Migration controls could leave the UK economy up to 1.19 per cent poorer by the end of this Parliament, says an influential think tank, as it estimates that growth in the last three months was unchanged at 0.4 per cent.
The growth rate of UK gross domestic product (GDP) for the three months ending in November was 0.4 per cent, steady with the same measure last month, according to the National Institute of Economic and Social Research (Niesr).
Yet future GDP growth prospects could be significantly hit if migration is reduced as the UK leaves the European Union, says Niesr in a separate report. GDP per capita could fall by up to 1.6 per cent according to the most extreme scenario, in which there is no preferential free movement for EU citizens – a so-called “hard Brexit”.
Jonathan Portes, a Niesr fellow and author of the report, said: "Our estimates suggest that the negative impacts on per capita GDP will be significant, potentially approaching those resulting from reduced trade".
Niesr predictions on the cumulative effects to 2030 of reduced immigration
|Scenario||Effect on GDP||Effect on GDP per capita||Effect on wages|
|Model 1||Central ("soft Brexit")||2.73%||0.92%||0.51%|
|Model 1||Extreme ("hard Brexit")||4.35%||1.53%||0.82%|
|Model 2||Central ("soft Brexit")||5.19%||3.38%||0.51%|
|Model 2||Extreme ("hard Brexit")||8.18%||5.36%||0.82%|
The warnings on the economic costs of migration controls come as weak production figures show a slowdown in UK manufacturing.
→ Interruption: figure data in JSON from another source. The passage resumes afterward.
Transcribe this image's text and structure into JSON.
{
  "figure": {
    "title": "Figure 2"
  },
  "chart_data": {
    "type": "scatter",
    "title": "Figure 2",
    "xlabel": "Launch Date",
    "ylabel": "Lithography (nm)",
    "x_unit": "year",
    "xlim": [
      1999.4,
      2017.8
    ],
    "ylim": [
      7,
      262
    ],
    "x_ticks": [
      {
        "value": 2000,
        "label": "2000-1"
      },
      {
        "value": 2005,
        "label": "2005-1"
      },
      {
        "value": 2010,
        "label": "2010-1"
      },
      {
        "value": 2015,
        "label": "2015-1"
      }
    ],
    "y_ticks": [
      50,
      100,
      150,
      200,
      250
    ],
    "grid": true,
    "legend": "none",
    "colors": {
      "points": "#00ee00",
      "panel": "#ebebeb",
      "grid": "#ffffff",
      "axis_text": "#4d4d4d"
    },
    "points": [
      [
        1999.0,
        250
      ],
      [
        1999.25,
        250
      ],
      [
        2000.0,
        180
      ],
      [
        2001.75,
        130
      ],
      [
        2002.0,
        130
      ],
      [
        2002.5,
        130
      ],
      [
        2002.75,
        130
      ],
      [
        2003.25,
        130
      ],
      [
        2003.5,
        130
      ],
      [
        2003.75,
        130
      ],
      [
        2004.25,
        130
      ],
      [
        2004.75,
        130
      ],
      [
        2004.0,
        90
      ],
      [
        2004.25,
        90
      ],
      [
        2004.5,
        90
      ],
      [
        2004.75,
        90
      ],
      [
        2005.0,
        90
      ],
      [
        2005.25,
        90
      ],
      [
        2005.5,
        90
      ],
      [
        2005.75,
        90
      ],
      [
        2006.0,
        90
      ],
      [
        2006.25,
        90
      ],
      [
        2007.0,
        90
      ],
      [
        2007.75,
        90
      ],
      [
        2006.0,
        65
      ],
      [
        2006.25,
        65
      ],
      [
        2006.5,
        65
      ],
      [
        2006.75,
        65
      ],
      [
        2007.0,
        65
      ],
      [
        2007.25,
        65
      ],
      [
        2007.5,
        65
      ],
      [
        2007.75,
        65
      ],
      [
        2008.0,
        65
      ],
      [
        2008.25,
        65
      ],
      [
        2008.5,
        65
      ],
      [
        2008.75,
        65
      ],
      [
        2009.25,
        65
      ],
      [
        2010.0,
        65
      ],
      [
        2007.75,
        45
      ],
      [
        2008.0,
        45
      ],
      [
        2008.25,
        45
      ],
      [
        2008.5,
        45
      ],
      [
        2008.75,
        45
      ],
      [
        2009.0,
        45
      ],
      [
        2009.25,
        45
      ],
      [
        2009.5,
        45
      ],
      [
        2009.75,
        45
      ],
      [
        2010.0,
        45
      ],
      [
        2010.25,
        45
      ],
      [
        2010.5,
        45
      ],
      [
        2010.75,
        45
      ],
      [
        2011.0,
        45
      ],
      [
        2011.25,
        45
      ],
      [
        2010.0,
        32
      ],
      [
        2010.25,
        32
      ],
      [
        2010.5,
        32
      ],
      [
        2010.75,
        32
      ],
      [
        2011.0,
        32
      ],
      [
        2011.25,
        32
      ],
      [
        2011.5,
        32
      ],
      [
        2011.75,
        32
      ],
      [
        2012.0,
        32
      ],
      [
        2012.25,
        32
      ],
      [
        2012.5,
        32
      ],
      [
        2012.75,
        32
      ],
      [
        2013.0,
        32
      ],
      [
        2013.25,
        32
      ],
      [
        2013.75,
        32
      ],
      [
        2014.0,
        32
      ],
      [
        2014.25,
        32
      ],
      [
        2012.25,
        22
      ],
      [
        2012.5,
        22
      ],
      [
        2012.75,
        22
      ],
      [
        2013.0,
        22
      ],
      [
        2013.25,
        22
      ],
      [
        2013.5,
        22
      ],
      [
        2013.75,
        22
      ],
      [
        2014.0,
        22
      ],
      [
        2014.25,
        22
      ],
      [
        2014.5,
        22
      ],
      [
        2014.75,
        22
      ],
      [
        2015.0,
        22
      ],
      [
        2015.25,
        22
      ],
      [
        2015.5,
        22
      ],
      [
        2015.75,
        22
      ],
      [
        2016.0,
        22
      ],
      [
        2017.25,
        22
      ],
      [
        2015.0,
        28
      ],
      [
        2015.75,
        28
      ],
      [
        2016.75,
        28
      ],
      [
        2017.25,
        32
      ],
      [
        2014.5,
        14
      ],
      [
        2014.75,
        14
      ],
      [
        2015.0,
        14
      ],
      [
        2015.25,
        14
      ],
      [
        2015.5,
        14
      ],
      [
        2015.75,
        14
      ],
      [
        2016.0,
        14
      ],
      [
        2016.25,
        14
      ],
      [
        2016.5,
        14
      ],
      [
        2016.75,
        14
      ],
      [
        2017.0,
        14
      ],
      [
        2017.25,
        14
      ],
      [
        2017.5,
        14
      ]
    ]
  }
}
However, Niesr’s analysis of GDP growth in the services sector, which makes up almost 80 per cent of UK GDP according to government figures, made up for falling production.
An index of private services compiled by Niesr rose by 0.4 percentage points compared to a fall of 0.3 points for industry.
Rebecca Piggott, research fellow at Niesr, said: “Recent economic growth has been driven almost entirely by the UK’s broad service sector, supported by robust consumer spending.”
However, the outlook is made significantly worse by the depreciation in value of sterling, which will pass through to consumer prices.
“Looking ahead, we do not expect such buoyant consumer spending growth to persist,” said Piggott.
Niesr projections put GDP growth at 2 per cent per annum in 2016 and 1.4 per cent in 2017, with high inflation at 3.8 per cent at the end of 2017.